A little known pristine bog in Shannon boasting endangered plant life is set to become a permanently protected ecological reserve.

"The area is unique because it lies undisturbed so close to the presence of man," said Patrick Beauchesne, the director of ecological heritage and parks at Quebec Ministry of Sustainable Development, Environment and Parks.

The provincial ministry has already issued public notice of temporary protection status for 165.8 hectares of the 250-hectare bog located to the south of Wexford road and to the west of Gosford road.

The area, located in the Shannon municipality, is one of 16 ecologically sensitive territories the Quebec government is moving to protect this year.

The Shannon "bog is known to scientists as a very good example of a bog ecosystem within the Laurentians," said Beauchesne.

Once the ongoing public process of declaring the bog a protected area is complete, there will be severe restriction on human access to the ecologically fragile area, he said.

"We want to minimize human impact on the area as much as possible," said Beauchesne.
While Shannon's residents will have a difficult time accessing the new ecological reserve, Douglas Hincks, a local resident interested in the bog for nearly 30 years, said they will benefit directly from the bog's protection.

"The new municipal wells lie just west of this bog," said Hincks.
"The bog will filter all of the water for these wells."

The municipality received $13.3 million in funding from the federal government in February to connect the wells to an aqueduct system serving 75 per cent of the households in the municipality.

The ecosystem in the zone under government protection is home to a significant number of two kinds of endangered orchiids, the white-fringed orchid and the southern twayblade.

"Finding the listera australis (southern twayblade) this far north is very rare," Hincks said.
"It is at the northern limits of its range."

Hincks, who is also a grade six teacher at Dollard-des-Ormeaux School, became interested in the bog in 1980 when Serge Courville, a Université Laval geography professor and fellow member of the municipality's urbanism committee at the time, presented a report on the bog to the committee.

In 2005, Hincks and his wife, Diane, donated seven hectares of their own land near Wexford road to the provincial government in the hopes that the bog-land might one day become part of an ecological reserve.

"It's getting the protection it deserves," Hincks said.

"People thought that there were only mosquitoes in the bog," said Hincks.

"But there are two species of carnivorous plants, the sundew and the pitcher plant, wild cranberries, and all kinds of wildlife -- owls, marsh birds, beavers, porcupines, and moles among others."
Students at the school do have the right of access to 100 hectares of provincial government land located across from the proposed ecological reserve that house a partial extension of the bog.

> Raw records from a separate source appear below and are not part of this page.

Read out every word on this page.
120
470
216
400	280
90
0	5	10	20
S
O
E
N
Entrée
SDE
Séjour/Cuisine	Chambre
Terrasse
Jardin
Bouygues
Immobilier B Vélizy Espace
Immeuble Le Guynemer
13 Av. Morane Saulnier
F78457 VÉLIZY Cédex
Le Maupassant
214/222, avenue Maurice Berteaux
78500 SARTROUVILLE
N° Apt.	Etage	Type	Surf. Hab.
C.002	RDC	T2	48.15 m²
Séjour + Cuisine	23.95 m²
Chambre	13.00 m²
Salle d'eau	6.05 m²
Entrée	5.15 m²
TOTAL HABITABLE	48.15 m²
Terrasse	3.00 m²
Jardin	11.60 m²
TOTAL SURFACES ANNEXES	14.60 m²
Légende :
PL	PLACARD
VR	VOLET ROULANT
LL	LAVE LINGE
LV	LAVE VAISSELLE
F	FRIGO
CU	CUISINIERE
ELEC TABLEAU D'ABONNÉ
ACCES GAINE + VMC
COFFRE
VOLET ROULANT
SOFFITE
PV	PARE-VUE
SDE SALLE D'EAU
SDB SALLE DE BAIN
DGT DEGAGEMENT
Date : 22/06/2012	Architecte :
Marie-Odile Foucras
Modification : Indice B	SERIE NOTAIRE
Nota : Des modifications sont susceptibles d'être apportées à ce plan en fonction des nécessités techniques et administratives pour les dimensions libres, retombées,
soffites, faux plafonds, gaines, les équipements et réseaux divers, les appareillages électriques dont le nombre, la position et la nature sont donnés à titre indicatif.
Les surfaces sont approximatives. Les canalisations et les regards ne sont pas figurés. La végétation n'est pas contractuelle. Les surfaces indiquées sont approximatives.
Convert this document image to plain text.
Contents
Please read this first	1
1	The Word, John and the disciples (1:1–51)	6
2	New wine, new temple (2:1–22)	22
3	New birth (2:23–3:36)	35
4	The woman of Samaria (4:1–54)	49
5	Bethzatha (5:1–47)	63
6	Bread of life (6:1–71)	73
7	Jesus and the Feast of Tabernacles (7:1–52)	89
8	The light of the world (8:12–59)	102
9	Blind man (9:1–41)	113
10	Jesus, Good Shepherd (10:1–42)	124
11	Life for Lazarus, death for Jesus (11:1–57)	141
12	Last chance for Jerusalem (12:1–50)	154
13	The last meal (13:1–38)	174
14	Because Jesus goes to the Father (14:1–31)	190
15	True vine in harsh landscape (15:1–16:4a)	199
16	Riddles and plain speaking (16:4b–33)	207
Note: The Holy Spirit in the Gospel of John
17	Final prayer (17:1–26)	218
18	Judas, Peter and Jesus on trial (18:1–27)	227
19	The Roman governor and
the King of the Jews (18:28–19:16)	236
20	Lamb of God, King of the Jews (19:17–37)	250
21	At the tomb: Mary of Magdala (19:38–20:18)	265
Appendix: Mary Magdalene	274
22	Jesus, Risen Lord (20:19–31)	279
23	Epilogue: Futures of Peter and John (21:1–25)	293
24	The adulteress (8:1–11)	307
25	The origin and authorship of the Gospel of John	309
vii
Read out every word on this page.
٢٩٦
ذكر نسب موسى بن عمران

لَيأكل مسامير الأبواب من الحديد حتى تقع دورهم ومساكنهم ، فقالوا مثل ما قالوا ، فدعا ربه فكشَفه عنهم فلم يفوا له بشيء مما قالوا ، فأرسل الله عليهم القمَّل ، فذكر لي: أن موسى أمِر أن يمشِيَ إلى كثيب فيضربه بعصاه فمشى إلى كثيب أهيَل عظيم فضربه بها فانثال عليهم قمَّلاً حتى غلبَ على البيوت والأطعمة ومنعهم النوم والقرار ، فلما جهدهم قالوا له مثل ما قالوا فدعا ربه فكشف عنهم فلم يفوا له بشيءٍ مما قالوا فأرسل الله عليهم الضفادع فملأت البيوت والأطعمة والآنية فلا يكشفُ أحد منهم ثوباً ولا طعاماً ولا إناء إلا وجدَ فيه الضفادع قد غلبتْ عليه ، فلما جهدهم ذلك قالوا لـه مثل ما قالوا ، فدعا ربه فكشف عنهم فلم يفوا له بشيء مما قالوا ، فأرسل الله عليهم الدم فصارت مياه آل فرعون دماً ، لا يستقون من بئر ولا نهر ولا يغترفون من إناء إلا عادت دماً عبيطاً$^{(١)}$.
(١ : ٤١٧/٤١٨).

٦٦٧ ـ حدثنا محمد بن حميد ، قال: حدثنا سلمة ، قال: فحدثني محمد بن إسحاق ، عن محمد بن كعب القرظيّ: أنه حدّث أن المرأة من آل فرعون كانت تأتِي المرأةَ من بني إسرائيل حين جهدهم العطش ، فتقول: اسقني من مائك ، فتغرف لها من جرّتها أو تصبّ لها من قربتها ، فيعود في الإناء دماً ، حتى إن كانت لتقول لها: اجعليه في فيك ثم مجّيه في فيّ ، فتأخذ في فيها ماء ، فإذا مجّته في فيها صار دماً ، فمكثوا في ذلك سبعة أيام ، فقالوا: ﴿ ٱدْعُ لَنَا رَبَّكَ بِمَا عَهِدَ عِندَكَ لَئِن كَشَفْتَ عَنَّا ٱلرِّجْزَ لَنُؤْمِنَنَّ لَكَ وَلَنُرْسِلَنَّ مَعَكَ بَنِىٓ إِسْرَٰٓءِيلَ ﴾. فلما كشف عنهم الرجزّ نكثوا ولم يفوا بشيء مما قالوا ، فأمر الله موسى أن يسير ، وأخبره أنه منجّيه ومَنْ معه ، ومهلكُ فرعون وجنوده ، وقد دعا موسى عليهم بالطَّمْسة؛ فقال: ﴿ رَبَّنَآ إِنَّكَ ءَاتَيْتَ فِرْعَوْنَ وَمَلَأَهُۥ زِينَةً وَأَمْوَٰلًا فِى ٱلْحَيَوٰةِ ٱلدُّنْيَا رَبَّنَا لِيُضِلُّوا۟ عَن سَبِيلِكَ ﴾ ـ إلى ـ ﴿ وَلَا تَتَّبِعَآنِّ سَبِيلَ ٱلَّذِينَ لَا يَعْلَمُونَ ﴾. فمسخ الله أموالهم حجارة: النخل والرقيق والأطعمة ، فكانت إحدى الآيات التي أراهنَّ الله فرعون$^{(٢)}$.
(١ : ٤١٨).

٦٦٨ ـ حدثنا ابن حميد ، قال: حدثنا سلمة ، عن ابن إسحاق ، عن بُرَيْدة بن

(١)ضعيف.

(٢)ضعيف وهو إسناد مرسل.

The school teacher convinced the Central Quebec School Board in 1999 to seek a $1-million liability insurance policy requested by the government in order to allow students at Dollard-des-Ormeaux School to have access for discovery and learning of the wonders of nature.
That area has some bog but is mostly made up of woodlands, marshes and dunes, said Hincks.

"We've had our grade six students catalogue and give presentations to the younger students on the trees and the birds in the area," Hincks said.

"With every year, the younger students look more and more forward toward their turn to present."